DVD Review: Grave of the Fireflies

The increasingly poor decisions of Seita.
Bambi's mother, the old lady that had to take Todd back to the forest, and Dumbo's mother in a cage have nothing on Seita and Setsuko of Grave of the Fireflies. If there were a prize for "Most Depressing Animated Movie of All Time," this would win by a landslide.
The movie doesn't sugar coat it. The first scene is our main character, Seita (a young boy, his age isn't specified, he seems around 14) dying of starvation, alone and on the streets. As we flash back in time, we see he has a younger sister Setsuko. (she's around 4 years old) She wasn't with him when he died, so we can all but guess what happens to her beforehand. They are living in Japan at the end of WWII and they're city has just been set on fire by air raids. Their mother dies, their father is off to war. First they stay with their stingy Aunt who points out that Seita is lazy and is doing nothing to earn his keep. Angry, he decides that Setsuko and he will live on their own, in a cave, doing what they can for food. We already know where it leads him.
The author of the book on which this is based wrote it as an apology to his own sister, who he lost to malnutrition during WWII. What this film does well is shows the horrible effect war has a children, no matter who's side you are on. Everyone suffers. Seeing young children slowly starve, even if they are animated is a hard thing to watch. Still, I felt like I spent more time trying to justify this film to myself than I did actually enjoying it. The author wrote it as an apology, so he's aware of the horrid decisions Seita makes. Seita is young, (yet he mentions holding a job prior to the air raids) he refuses to work while at his aunts, and refuses to apologize when his sister is on her deathbed. Perhaps if they said he was 11-12 years old, it would be easier to accept his poor decisions because of his young age. Perhaps, since he was also malnourished, he was hallucinating. There's a scene where he goes to the bank to get money to buy food. We know currency is no good during the war because people would rather trade goods. Seita finds out the war is over AFTER he withdraws money. Why would he wait that long to do that? I just wanted a better explanation for the choices Seita makes, other than; "he's a kid and kids are stupid."
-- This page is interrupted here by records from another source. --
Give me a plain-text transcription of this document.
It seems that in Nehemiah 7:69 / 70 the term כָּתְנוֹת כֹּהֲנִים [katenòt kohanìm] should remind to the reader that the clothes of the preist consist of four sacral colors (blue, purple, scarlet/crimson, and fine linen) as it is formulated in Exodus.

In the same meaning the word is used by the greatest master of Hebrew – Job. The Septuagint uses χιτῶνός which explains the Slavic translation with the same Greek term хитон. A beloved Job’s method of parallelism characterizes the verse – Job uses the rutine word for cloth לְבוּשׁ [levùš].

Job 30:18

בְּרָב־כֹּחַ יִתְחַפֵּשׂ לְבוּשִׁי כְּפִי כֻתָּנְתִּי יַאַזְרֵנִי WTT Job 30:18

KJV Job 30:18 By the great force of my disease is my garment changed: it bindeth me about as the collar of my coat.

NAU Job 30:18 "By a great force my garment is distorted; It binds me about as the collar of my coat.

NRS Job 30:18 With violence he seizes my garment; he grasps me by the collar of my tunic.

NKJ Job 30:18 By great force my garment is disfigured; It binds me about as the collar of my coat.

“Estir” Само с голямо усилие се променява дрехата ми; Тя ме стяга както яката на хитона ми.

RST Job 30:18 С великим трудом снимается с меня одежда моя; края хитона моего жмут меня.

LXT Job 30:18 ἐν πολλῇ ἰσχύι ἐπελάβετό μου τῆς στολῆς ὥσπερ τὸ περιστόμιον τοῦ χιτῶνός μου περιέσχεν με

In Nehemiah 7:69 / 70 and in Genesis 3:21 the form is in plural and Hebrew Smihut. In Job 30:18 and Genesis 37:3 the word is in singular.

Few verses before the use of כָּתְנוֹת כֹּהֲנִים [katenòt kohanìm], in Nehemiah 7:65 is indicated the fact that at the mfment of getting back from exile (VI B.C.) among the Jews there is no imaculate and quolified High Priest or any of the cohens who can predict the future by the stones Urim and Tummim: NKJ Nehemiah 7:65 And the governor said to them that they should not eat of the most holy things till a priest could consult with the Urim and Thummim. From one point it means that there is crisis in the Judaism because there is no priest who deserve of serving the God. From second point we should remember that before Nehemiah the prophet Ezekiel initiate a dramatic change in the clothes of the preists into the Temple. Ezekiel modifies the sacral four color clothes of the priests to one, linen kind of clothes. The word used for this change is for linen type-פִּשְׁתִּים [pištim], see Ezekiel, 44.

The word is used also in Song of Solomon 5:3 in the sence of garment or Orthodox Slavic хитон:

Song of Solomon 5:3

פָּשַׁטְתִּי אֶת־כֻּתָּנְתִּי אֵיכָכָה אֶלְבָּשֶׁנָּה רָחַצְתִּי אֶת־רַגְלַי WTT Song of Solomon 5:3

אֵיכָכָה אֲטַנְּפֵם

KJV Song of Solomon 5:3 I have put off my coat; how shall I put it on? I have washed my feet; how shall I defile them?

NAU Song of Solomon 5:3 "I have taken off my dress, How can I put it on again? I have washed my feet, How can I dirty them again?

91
If anything, this movie made me over think it. While I can call it effective, I can't call it a masterpiece.
Recommended: No
Grade: C+ (Can't deny it's impact)
Memorable Quote: "I made you rice balls" - Setsuko


  1. I only saw this movie once and was so immeresed in the story that I forgot completely about the poor decisions that Seita makes. I do still think that this is am important movie for all ages to see. War does hellish things to people. I'm glad they didn't sugar coat it.